Which Blotting Sheet Is The Best For Summer?

by Kelly Dougher

As someone with very dry skin, shine isn't really a problem for me. Even my T-zone is fairly matte in the winter. If anything, I'm usually trying my hardest to achieve a dewy finish. When summer rolls around, however, my hunt for blotting sheets that really work begins. My favorite concealers and foundations (specifically MAC Face and Body Foundation, NARS Radiant Creamy Concealer, and bareMinerals Complexion Rescue Gel Cream) save my life in the winter but start to cause trouble once June hits. Suddenly my dewy complexion crosses the line to shiny and oily, which is not a good look on anybody.

Obviously I'm not going to go out and replace my favorite products with matte-finish alternatives. I don't have the money for products that I'll probably only use for three months. I don't really like finishing powders and sprays for a matte effect, either. I don't like how they look or feel, and again those products can be expensive.

No, what I really need (and I'm sure a lot of you do too) is a decent set of blotting papers. They're usually quite affordable, easy to tote around in even the smallest clutch, and they only take a second to reduce shine... If you get the right ones, that is. There's a lot of options out there, so I rounded up a few of the most popular varieties under $10 (because I think it's silly to pay any more than that for blotting papers) and tried them all out.

Starbucks napkins, free at any Starbucks

If you haven't heard about this life hack yet, you've been missing out. Starbucks napkins have long been known for their ability to work as blotting papers. I found that they weren't the most precise (although you could always fold them for reaching smaller areas) and that they tended to lift a lot of makeup in addition to oil.
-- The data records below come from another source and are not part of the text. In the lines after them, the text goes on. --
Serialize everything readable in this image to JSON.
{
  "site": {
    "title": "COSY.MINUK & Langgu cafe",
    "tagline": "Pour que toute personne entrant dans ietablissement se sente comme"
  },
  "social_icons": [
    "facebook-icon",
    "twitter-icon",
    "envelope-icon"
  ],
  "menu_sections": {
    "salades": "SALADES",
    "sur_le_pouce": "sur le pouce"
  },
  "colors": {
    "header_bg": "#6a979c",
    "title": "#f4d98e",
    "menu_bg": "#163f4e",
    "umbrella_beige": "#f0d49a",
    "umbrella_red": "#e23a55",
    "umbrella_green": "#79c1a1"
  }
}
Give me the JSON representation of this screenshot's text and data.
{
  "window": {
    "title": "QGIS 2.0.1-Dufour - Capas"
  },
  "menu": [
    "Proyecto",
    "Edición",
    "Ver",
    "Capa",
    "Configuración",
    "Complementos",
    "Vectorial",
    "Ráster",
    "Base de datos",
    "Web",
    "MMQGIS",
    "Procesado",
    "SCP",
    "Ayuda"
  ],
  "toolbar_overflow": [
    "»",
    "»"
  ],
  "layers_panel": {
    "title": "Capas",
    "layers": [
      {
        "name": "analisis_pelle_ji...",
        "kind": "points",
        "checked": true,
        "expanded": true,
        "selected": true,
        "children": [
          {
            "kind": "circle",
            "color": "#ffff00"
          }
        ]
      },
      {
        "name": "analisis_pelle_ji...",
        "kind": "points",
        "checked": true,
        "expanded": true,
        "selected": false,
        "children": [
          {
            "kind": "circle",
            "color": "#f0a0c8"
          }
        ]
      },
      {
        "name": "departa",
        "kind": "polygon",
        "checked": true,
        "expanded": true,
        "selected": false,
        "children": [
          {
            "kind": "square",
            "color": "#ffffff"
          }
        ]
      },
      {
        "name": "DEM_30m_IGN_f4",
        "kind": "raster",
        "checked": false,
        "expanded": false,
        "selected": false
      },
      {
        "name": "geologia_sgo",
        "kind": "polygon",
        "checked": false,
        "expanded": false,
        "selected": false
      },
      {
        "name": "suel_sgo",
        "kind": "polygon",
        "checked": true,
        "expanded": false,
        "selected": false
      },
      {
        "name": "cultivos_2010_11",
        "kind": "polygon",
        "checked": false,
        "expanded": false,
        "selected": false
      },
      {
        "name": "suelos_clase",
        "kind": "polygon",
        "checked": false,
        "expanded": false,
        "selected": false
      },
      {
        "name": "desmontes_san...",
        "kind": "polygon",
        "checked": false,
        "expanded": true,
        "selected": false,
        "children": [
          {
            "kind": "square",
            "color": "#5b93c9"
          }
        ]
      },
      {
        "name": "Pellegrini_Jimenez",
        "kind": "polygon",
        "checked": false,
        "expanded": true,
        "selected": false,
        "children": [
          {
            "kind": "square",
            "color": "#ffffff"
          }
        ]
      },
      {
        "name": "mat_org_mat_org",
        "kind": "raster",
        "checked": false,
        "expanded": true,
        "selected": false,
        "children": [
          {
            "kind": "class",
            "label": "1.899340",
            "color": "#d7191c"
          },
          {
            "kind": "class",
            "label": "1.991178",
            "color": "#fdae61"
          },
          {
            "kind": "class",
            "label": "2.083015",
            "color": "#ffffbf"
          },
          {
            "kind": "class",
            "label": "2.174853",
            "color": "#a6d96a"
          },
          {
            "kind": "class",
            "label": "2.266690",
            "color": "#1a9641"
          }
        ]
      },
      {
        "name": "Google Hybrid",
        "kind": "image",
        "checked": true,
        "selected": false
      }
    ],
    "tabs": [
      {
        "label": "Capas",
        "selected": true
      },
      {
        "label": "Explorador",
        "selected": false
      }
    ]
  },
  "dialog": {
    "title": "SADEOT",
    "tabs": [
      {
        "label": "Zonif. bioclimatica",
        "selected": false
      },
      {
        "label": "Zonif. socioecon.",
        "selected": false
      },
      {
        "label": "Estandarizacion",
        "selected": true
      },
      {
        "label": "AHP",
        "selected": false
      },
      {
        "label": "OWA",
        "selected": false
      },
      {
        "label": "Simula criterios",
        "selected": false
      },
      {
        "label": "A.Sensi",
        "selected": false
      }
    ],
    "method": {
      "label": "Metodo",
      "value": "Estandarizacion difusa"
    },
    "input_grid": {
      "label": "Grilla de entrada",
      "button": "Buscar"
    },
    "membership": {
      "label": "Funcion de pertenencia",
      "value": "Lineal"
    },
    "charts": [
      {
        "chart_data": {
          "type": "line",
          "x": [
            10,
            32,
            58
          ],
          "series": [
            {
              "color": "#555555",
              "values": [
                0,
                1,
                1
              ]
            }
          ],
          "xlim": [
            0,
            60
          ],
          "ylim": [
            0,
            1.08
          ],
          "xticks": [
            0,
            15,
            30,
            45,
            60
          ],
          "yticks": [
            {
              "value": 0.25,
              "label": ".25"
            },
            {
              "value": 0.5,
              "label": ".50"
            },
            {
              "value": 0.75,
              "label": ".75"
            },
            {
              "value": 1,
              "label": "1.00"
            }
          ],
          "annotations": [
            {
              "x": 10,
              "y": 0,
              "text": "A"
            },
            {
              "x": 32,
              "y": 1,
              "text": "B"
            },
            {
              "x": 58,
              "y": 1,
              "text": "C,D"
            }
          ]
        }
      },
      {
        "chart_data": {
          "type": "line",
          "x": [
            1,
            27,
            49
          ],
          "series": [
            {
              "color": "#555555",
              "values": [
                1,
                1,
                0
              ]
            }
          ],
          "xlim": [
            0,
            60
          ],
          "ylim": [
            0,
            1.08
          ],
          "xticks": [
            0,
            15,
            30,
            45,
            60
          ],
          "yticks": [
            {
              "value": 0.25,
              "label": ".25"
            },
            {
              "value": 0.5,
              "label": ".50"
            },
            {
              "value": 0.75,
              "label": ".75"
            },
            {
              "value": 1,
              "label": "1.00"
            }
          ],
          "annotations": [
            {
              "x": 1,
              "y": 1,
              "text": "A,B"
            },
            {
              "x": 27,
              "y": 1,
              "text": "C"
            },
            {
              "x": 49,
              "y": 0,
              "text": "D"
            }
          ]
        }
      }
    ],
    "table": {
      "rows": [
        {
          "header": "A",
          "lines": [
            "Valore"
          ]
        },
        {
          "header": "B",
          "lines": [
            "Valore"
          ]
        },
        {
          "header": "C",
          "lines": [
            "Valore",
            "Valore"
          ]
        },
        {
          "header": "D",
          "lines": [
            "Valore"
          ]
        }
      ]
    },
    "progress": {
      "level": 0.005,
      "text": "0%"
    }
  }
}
That said, they're free! And they actually do work really well for absorbing shine. If you're out and about and suddenly realize you're in need of blotting papers, these will do great in a pinch. I also like to keep a few in my car, just in case.

e.l.f. Shiner Eraser

e.l.f. Shiner Eraser, $1, Jet

I've used these forever simply because of the price, but they're not really my favorite. They're pretty flimsy; they're actually essentially just tissue paper.

Still, they do work pretty well and they're only $1 so it can't hurt to pick up a pack the next time you're at Target. I don't think they would be ideal for extremely oily skin types, but for drier skin types like me they do a good job of blotting shine without wiping off makeup.

NYX Matte Blotting Paper

NYX Matte Blotting Paper, $4, Amazon

These are $3 more expensive than the e.l.f. sheets and barely any more substantial. They have a strange, slippery texture that doesn't seem absorbent. I could see makeup residue on a sheet after using it but no blotches of oil. My face didn't look particularly matte afterwards either.

I picked these up on a whim because I generally love NYX products but I don't see myself using these much in the future.

Palladio Rice Paper Tissues with Rice Powder

Palladio Rice Paper Tissues with Rice Powder, $5, Amazon

I liked these a lot because they have rice powder on one side of the sheet, which I found really helps to create a matte finish. Even if you have dry skin like me and usually can't wear powder (it always looks too caked-on), you will be able to use these. The powder is completely translucent, although they do offer varieties with skin-colored powders.

And yes, in addition to leaving behind my makeup and a new matte finish with the powder, they also soaked up a lot of oil which I could see on the sheet afterwards. I also liked that these easily release one sheet at a time, meaning no fumbling required and no wasted sheets being pulled out.

Clean & Clear Oil Absorbing Sheets

Clean & Clear Oil Absorbing Sheets, $6, Amazon

I was excited for these because they have a very different texture from the other blotting sheets. These are much more substantial, with a thick, almost rubbery texture (sort of like a balloon). In the end, however, I didn't find that they absorbed more oil than the Palladio sheets. They did seem to pick up more oil than the e.l.f. and NYX sheets, for what it's worth.

Also I did love that it made it easy to remove individual sheets, thanks to a sticker on the inside cover that pulls a sheet out for you. That was thoughtful and well-done.

And the winner is...

In the end my favorite blotting sheets, hands down, were the Palladio Rice Paper Tissues.

They're under $5, the packaging is both easy to use and looks lovely sitting on one's desk, and they effectively remove oil while adding a matte finish with a light touch of rice powder, which I thought was brilliant.

Need proof? Below is my forehead before using a Palladio Rice Paper Tissue:

And after:

As you can see, my makeup is not only still intact but looks even better, thanks to the elimination of shine.

Here's another angle for good measure. Before:

And after:

Pretty amazing, right?

I already know I don't need to try any other kind of blotting sheets ever again; I've found my Holy Grail. I will happily repurchase these for the rest of the summer and beyond. Although I'll still keep Starbucks napkins in my car, of course.